Kapila, of Dublin Inquirer, says “There have been times when I have forgotten to put through a payment and a freelancer has reminded me. I apologise and put it through straightaway. I try to be as communicative as possible.”
Rules and Regulations
There have been EU regulations in place for a number of years, protecting contract workers, like the Prompt Payment of Accounts Act, 1997, as amended in 2012 in the Late Payment in Commercial Transactions Act.
Under the 2012 legislation, a purchaser is required to pay a supplier within 30 days of completion, or by a forward-fixed date; if both parties agree, it can be 60 days.
It can only be further extended if both sides expressly agree, and if it is not deemed “grossly unfair” to the supplier – in the case at hand, the freelance journalist. What’s more, there is an implied term in every contract that interest is payable if payments are late.
Boyle says she has quoted this legislation to clients, “but was warned that if I included interest on my invoice, that was over a year unpaid, that I could trigger an internal audit and I might never get paid, so I didn’t risk it. Even if you know you are in the right what can you do?”
So why are there still issues with some companies paying late? “Contracts are rare,” says Cunningham. “Either you pitch, or they call you.” Similarly, Doherty says he has never been offered a contract by a publication, and therefore could be dropped at any moment.
Furthermore, says Richard Grogan, a solicitor specialising in employment law, “The problem with regulations is they are only helpful if there’s a cheap enforcement mechanism.”
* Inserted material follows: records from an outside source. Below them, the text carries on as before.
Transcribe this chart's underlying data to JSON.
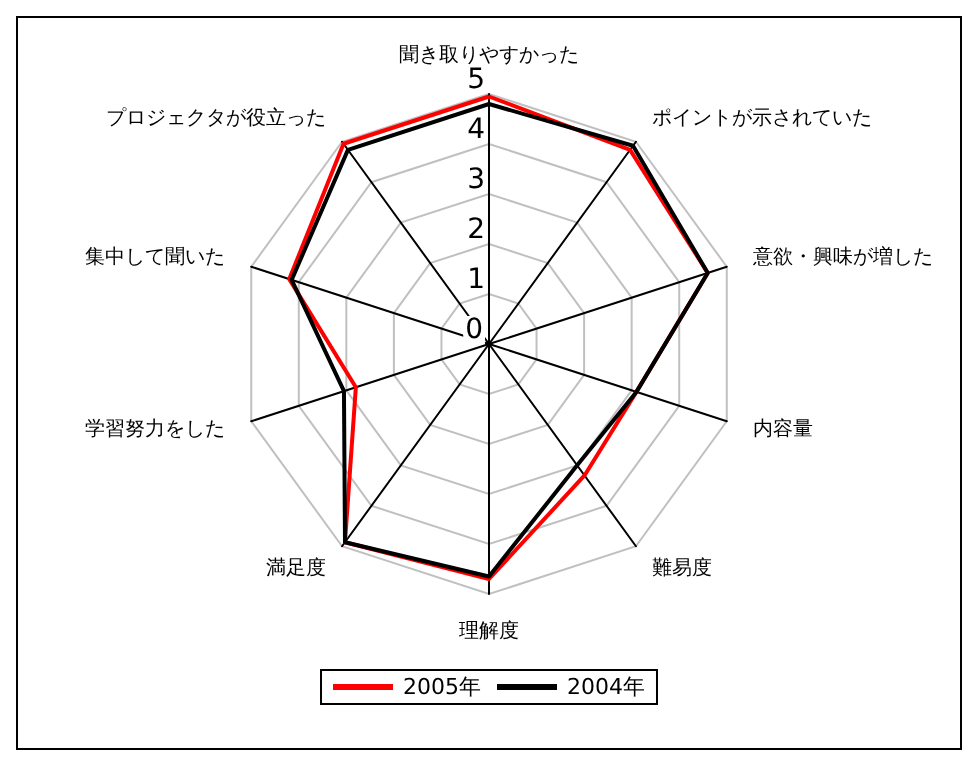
{
  "chart_data": {
    "type": "radar",
    "categories": [
      "聞き取りやすかった",
      "ポイントが示されていた",
      "意欲・興味が増した",
      "内容量",
      "難易度",
      "理解度",
      "満足度",
      "学習努力をした",
      "集中して聞いた",
      "プロジェクタが役立った"
    ],
    "series": [
      {
        "name": "2005年",
        "color": "#ff0000",
        "values": [
          4.95,
          4.8,
          4.6,
          3.1,
          3.25,
          4.7,
          4.9,
          2.8,
          4.2,
          4.95
        ]
      },
      {
        "name": "2004年",
        "color": "#000000",
        "values": [
          4.8,
          4.9,
          4.6,
          3.1,
          3.0,
          4.65,
          4.9,
          3.05,
          4.15,
          4.8
        ]
      }
    ],
    "ylim": [
      0,
      5
    ],
    "yticks": [
      0,
      1,
      2,
      3,
      4,
      5
    ],
    "legend": "bottom",
    "grid": true,
    "marker": "none",
    "line_style": "solid"
  }
}
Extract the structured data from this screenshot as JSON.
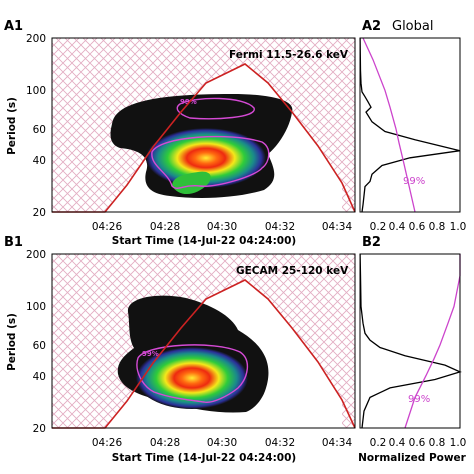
{
  "chart_data": [
    {
      "panel": "A1",
      "type": "heatmap",
      "annotation": "Fermi 11.5-26.6 keV",
      "xlabel": "Start Time (14-Jul-22 04:24:00)",
      "ylabel": "Period (s)",
      "x_ticks": [
        "04:26",
        "04:28",
        "04:30",
        "04:32",
        "04:34"
      ],
      "y_ticks": [
        20,
        40,
        60,
        100,
        200
      ],
      "xlim_minutes": [
        0.9,
        11.5
      ],
      "ylim": [
        20,
        200
      ],
      "y_scale": "log",
      "significance_label": "99%",
      "peak": {
        "time": "04:29:30",
        "period": 45
      },
      "cone_of_influence_peak": {
        "time": "04:29:40",
        "period": 150
      },
      "colors": {
        "coi": "#cc2222",
        "hatch": "#e8b4c8",
        "contour": "#cc44cc"
      }
    },
    {
      "panel": "A2",
      "type": "line",
      "title": "Global",
      "xlabel": "",
      "ylabel": "Period (s)",
      "x_ticks": [
        "0.2",
        "0.4",
        "0.6",
        "0.8",
        "1.0"
      ],
      "xlim": [
        0.0,
        1.0
      ],
      "ylim": [
        20,
        200
      ],
      "y_scale": "log",
      "series": [
        {
          "values_period": [
            20,
            22,
            28,
            30,
            33,
            37,
            41,
            45,
            52,
            58,
            66,
            75,
            80,
            86,
            92,
            98,
            110,
            130,
            160,
            200
          ],
          "values_power": [
            0.02,
            0.03,
            0.05,
            0.1,
            0.12,
            0.22,
            0.5,
            1.0,
            0.55,
            0.25,
            0.12,
            0.06,
            0.11,
            0.08,
            0.05,
            0.02,
            0.01,
            0.005,
            0.003,
            0.001
          ],
          "color": "#000000"
        },
        {
          "name": "99%",
          "values_period": [
            20,
            30,
            40,
            50,
            60,
            80,
            100,
            150,
            200
          ],
          "values_power": [
            0.55,
            0.48,
            0.43,
            0.39,
            0.36,
            0.3,
            0.25,
            0.13,
            0.03
          ],
          "color": "#cc44cc"
        }
      ],
      "label": "99%"
    },
    {
      "panel": "B1",
      "type": "heatmap",
      "annotation": "GECAM 25-120 keV",
      "xlabel": "Start Time (14-Jul-22 04:24:00)",
      "ylabel": "Period (s)",
      "x_ticks": [
        "04:26",
        "04:28",
        "04:30",
        "04:32",
        "04:34"
      ],
      "y_ticks": [
        20,
        40,
        60,
        100,
        200
      ],
      "xlim_minutes": [
        0.9,
        11.5
      ],
      "ylim": [
        20,
        200
      ],
      "y_scale": "log",
      "significance_label": "99%",
      "peak": {
        "time": "04:29:20",
        "period": 42
      },
      "cone_of_influence_peak": {
        "time": "04:29:40",
        "period": 150
      },
      "colors": {
        "coi": "#cc2222",
        "hatch": "#e8b4c8",
        "contour": "#cc44cc"
      }
    },
    {
      "panel": "B2",
      "type": "line",
      "title": "",
      "xlabel": "Normalized Power",
      "ylabel": "Period (s)",
      "x_ticks": [
        "0.2",
        "0.4",
        "0.6",
        "0.8",
        "1.0"
      ],
      "xlim": [
        0.0,
        1.0
      ],
      "ylim": [
        20,
        200
      ],
      "y_scale": "log",
      "series": [
        {
          "values_period": [
            20,
            25,
            30,
            34,
            38,
            42,
            46,
            52,
            58,
            64,
            70,
            80,
            100,
            150,
            200
          ],
          "values_power": [
            0.02,
            0.04,
            0.1,
            0.3,
            0.75,
            1.0,
            0.85,
            0.45,
            0.2,
            0.1,
            0.05,
            0.03,
            0.01,
            0.005,
            0.001
          ],
          "color": "#000000"
        },
        {
          "name": "99%",
          "values_period": [
            20,
            30,
            40,
            50,
            60,
            80,
            100,
            150,
            200
          ],
          "values_power": [
            0.45,
            0.55,
            0.66,
            0.74,
            0.8,
            0.88,
            0.94,
            1.0,
            1.0
          ],
          "color": "#cc44cc"
        }
      ],
      "label": "99%"
    }
  ]
}
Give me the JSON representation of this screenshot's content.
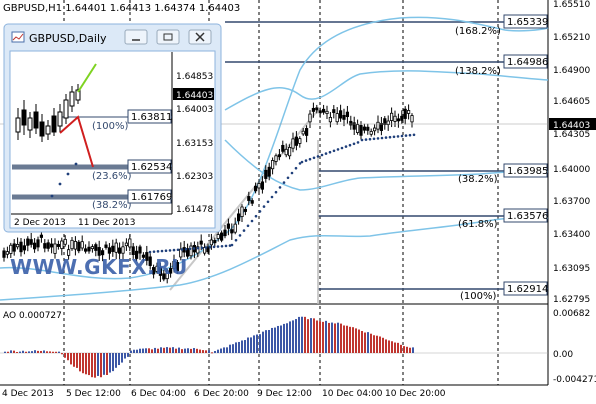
{
  "colors": {
    "background": "#ffffff",
    "axis": "#000000",
    "grid_dash": "#000000",
    "fib_line": "#33496e",
    "bands": "#7fc4e8",
    "candles": "#000000",
    "parabolic_sar": "#1f3f7a",
    "ao_up": "#c0352f",
    "ao_down": "#3c57a6",
    "price_tag_bg": "#000000",
    "price_tag_fg": "#ffffff",
    "watermark": "#3a5fa8",
    "window_bg": "#ffffff",
    "window_border": "#8db3dd",
    "window_title_bg": "#dce9f7"
  },
  "main_chart": {
    "header": "GBPUSD,H1  1.64401 1.64413 1.64374 1.64403",
    "price_axis_labels": [
      "1.65510",
      "1.65210",
      "1.64900",
      "1.64605",
      "1.64305",
      "1.64000",
      "1.63700",
      "1.63400",
      "1.63095",
      "1.62795"
    ],
    "current_price": "1.64403",
    "time_axis_labels": [
      "4 Dec 2013",
      "5 Dec 12:00",
      "6 Dec 04:00",
      "6 Dec 20:00",
      "9 Dec 12:00",
      "10 Dec 04:00",
      "10 Dec 20:00"
    ],
    "fib_levels": [
      {
        "pct": "(168.2%)",
        "price": "1.65339"
      },
      {
        "pct": "(138.2%)",
        "price": "1.64986"
      },
      {
        "pct": "(38.2%)",
        "price": "1.63985"
      },
      {
        "pct": "(61.8%)",
        "price": "1.63576"
      },
      {
        "pct": "(100%)",
        "price": "1.62914"
      }
    ],
    "watermark": "WWW.GKFX.RU"
  },
  "ao_panel": {
    "label": "AO 0.000727",
    "axis_labels": [
      "0.00682",
      "0.00",
      "-0.004271"
    ]
  },
  "daily_window": {
    "title": "GBPUSD,Daily",
    "title_icon": "chart-window-icon",
    "buttons": [
      "minimize-icon",
      "restore-icon",
      "close-icon"
    ],
    "price_axis_labels": [
      "1.64853",
      "1.64003",
      "1.63153",
      "1.62303",
      "1.61478"
    ],
    "current_price": "1.64403",
    "time_axis_labels": [
      "2 Dec 2013",
      "11 Dec 2013"
    ],
    "fib_levels": [
      {
        "pct": "(100%)",
        "price": "1.63811"
      },
      {
        "pct": "(23.6%)",
        "price": "1.62534"
      },
      {
        "pct": "(38.2%)",
        "price": "1.61769"
      }
    ]
  }
}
If a freelancer wanted to make a claim, “Where do you bring it? You can’t use small-claims court, you have to use the district court,” Grogan says. (The small-claims court is for consumer cases rather than for chasing debts.)
The problem, he explains, is that the debt may not be big enough for a case. “There is the cost of issuing proceedings and the delay in getting cases listed and then implementation,” he says.
“We have a culture in Ireland of holding bills as long as possible,” Grogan says. “We don’t deal with bad debtors, and you can’t single out one group.”
Kapila says freelancers have never raised the regulations with her. They’re good rules, she says, but “difficult, perhaps, for freelancers to feel they can pursue action based on them”.
However, freelancers who maybe don’t feel they have the leverage demand their rights have another method of dealing with the problem of late or non-payment by publications.
“Employers need to realise that freelancers talk to each other and tell each other how the company was to work for,” says Kavanagh.